Маленькая фигурка моего отца | страница 30



Далее следует весьма подробное описание появления и действий пикирующих бомбардировщиков, деморализовавших французов и необычайно повышавших дух немецких солдат.

— Мы, — говорит отец, — с немецкой основательностью предвосхитили американскую тактику «Safety first»,[15] и перед каждой пехотной или танковой атакой методично бомбили объект, пока от него не оставалось мокрое место. Поэтому, поднимаясь в атаку, мы, естественно, не ожидали никакого сопротивления, врага-то и так уже размазала авиация! А французский поход превратился в одно бесконечное победоносное шествие, упоение, восторг!

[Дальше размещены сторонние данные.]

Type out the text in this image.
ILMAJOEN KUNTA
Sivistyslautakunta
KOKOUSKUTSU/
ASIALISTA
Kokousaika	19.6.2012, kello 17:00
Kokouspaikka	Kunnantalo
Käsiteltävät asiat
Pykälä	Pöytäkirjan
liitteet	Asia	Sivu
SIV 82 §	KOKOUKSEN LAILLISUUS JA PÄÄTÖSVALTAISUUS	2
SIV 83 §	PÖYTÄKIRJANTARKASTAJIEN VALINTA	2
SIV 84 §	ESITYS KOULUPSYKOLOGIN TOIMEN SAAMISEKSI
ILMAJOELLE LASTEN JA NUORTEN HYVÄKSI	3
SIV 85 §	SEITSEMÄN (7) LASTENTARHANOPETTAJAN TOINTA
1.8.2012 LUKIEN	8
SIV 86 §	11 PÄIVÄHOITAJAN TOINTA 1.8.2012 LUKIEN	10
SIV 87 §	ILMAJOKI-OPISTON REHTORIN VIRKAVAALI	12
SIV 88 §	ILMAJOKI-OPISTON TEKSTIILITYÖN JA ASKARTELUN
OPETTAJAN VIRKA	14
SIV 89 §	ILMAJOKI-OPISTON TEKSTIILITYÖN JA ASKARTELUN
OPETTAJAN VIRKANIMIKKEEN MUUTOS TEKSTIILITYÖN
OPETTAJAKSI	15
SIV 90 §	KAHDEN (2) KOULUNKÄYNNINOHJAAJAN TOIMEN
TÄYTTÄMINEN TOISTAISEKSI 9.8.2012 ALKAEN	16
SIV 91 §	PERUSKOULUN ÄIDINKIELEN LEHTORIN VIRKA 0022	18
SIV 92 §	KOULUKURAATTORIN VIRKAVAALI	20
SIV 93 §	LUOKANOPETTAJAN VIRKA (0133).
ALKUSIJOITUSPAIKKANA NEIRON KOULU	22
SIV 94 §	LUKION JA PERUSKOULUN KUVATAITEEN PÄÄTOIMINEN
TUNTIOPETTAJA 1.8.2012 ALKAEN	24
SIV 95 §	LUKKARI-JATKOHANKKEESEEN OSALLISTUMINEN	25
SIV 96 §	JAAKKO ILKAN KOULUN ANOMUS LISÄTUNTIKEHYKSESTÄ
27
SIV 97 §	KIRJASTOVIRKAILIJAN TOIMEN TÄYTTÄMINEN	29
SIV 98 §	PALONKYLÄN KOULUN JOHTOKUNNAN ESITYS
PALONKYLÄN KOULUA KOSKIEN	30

Как порадовался бы нашим победам учитель Клосс! Мы пошли по стопам Арминия! И как пошли — твердой, уверенной поступью, в тяжелых сапогах! «Пускай, суров и боевит, немецкий дух мир исцелит!..»[16] С другой стороны, особенно в перерывах между боями, естественно, наступало отрезвление, и от этого делалось как-то не по себе. Воспоминания о недавно пережитом разворачивались в моем сознании, как кинопленка, отснятая то в замедленной, то в ускоренной съемке. Вот заживо сгоревшие в танке люди, вот взлетает на воздух крестьянский дом, вот бомбардировщики стирают с лица земли целый город. Девочка, которой кто-то надел на голову слишком большую каску, сидя на груде развалин, играет с куклой… А тебе наперебой повторяют, СОСТРАДАНИЕ — ФОРМА ТРУСОСТИ, НЕ БОЙСЯ ПРОЯВЛЯТЬ ЖЕСТОКОСТЬ, ради Германии, ради будущего, черт знает, ради чего… Тебе начинает казаться, что тебя освобождают не только от сострадания и жалости, но и еще от чего-то важного… Чтобы заглушить это чувство, существовали разные средства: для кого-то — патриотические восторги, для кого-то — алкоголь, для меня — фотография.

Из Немецкого гимнастического союза, — звучит голос моего отца, — я, ТАК СКАЗАТЬ, АВТОМАТИЧЕСКИ перешел в гитлерюгенд. В гитлерюгенд вступили большинство моих товарищей, и, конечно, мне хотелось быть рядом с ними. «Не выйдет», — возразил отчим, и я на миг онемел от удивления. Но в те времена, когда национал-социализм только набирал силу, для получения свидетельства об арийском происхождении достаточно было всего-навсего подать письменное заявление, равносильное данному под присягой. Гитлерюгенд, — произносит голос моего отца, — был для меня естественным продолжением Немецкого гимнастического союза, — может быть, в чем-то серьезнее, в чем-то современнее, форменные рубахи лучше сидели. Порядки там были строже, но вместе с тем, как бы сказать, они лучше отражали молодой дух. В Немецком гимнастическом союзе, сколько бы ты ни закалялся, ты словно бы двигался вспять, в прошлое, а в гитлерюгенде у тебя возникало ощущение, что ты маршируешь в будущее. И все-таки, — говорит отец, — там тоже хватало заурядной романтики, восхищения природой, прогулок по лесам и лугам. Мы жили в палатках, учились рыть окопы и ориентироваться на местности. Если бы нас завели в непроходимую лесную чащу, мы бы не растерялись, а выбрались бы самостоятельно. В гитлерюгенде я тоже был самым маленьким, но чувствовал, что там меня воспринимают серьезнее, чем вне его рядов: дома, в обществе, в быту.